4. The invention defined in claim 3 wherein the upper die has a length from the outer end of the die to the slot which is related to the length of the second side panel between the notches so as to provide the smoothly curved inner surface continuously along the line between the notches.

5. The invention defined in claim 1 including pressing all four side panels to the upright positions and welding the adjacent edges of the side panels together after all of the side panels have been pressed to the upright positions.

6. The invention defined in claim 5 including grinding and polishing the welds.

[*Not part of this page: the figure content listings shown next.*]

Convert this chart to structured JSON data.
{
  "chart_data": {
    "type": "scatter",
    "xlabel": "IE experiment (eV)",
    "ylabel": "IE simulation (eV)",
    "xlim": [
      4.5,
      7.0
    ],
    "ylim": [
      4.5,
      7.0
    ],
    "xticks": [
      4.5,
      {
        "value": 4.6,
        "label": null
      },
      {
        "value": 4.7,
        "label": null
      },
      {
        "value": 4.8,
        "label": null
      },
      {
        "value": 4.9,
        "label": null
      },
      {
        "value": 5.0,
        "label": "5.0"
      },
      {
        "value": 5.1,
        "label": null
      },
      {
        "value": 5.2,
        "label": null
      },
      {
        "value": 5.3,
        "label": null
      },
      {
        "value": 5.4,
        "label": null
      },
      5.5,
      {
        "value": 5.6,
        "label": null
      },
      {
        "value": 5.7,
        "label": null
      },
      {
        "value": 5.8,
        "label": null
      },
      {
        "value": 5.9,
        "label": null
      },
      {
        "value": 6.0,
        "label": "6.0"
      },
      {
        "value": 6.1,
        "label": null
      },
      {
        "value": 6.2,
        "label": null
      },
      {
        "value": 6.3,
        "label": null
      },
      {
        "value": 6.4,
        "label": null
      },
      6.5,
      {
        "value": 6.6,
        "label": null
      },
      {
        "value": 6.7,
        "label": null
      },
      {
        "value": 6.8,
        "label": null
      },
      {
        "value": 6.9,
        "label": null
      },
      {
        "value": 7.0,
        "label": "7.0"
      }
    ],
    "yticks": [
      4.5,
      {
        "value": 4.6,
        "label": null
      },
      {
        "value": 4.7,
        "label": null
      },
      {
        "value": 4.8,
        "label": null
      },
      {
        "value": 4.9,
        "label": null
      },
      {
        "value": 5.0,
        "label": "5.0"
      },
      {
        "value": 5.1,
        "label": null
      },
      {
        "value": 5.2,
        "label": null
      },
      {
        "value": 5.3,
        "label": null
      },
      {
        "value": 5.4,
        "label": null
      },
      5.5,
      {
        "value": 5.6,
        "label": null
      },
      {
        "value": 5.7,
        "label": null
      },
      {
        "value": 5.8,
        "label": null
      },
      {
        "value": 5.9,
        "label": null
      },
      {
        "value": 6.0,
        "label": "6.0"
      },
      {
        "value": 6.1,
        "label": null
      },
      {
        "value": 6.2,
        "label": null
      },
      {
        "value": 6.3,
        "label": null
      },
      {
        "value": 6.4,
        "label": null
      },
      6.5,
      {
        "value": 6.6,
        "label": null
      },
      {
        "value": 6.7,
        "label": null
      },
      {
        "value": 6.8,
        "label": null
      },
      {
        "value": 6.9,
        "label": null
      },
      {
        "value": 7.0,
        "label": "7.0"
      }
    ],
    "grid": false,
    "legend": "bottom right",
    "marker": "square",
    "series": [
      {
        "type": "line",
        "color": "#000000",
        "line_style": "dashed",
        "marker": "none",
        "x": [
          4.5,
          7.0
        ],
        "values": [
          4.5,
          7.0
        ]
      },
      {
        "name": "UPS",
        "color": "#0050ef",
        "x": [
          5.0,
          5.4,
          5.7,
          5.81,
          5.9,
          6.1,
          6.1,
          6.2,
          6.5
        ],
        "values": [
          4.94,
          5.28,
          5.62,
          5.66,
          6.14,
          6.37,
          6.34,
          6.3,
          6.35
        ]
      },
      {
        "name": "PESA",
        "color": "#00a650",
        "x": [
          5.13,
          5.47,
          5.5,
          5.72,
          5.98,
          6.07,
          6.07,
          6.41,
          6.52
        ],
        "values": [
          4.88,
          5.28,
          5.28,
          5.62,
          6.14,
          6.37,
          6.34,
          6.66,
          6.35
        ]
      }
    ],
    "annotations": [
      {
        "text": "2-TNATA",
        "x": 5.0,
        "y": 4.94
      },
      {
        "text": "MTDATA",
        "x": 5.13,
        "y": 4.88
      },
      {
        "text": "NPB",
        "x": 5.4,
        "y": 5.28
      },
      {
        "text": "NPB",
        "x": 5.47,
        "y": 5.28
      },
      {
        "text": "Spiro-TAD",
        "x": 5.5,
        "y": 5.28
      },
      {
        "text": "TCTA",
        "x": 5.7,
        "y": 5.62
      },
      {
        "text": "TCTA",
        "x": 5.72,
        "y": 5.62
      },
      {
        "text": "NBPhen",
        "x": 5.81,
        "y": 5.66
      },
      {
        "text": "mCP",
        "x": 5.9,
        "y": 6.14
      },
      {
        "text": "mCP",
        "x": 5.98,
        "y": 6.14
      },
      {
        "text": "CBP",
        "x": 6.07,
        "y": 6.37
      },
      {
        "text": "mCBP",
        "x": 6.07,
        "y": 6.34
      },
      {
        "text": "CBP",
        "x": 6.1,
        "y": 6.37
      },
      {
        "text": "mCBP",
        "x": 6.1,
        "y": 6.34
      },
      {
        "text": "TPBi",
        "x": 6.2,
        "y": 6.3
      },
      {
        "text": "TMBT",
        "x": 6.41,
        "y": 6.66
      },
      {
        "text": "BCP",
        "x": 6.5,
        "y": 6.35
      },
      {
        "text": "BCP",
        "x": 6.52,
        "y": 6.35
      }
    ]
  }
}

7. A method of making from flat sheet metal panels a tub having smoothly curved surfaces between the bottom and all four sides and comprising,

forming four V shaped notches in a first metal sheet to define a bottom panel and a first pair of side panels attached to opposite edges of the bottom panel with a pair of the V shaped notches at each end of each side panel at the juncture of the side panel with the bottom panel,

welding each of a second pair of side panels to related opposite edges of the bottom panel while all five of the bottom and side panels are in the flat,

pressing each panel of one pair of the side panels to an upright position with respect to the bottom panel,

pressing each panel of the other pair of side panels to an upright position with respect to the bottom panel,

performing all of the pressing steps with the same upper die, said upper die having a lower edge which is shaped to produce a smoothly curved transition from the bottom panel to each side panel and to permit the edges of each notch to meet in a compoundly curved surface without buckling and without any substantial gap in the corner formed between two adjacent, upright side panels and the bottom panel,

welding together the adjacent edges of each of the side panels after all of the side panels have been pressed upright, and

wherein the upper die has a slot which, during the pressing upright of the last to be formed pair of side panels, receives within the slot an adjacent side panel that has been previously pressed upright.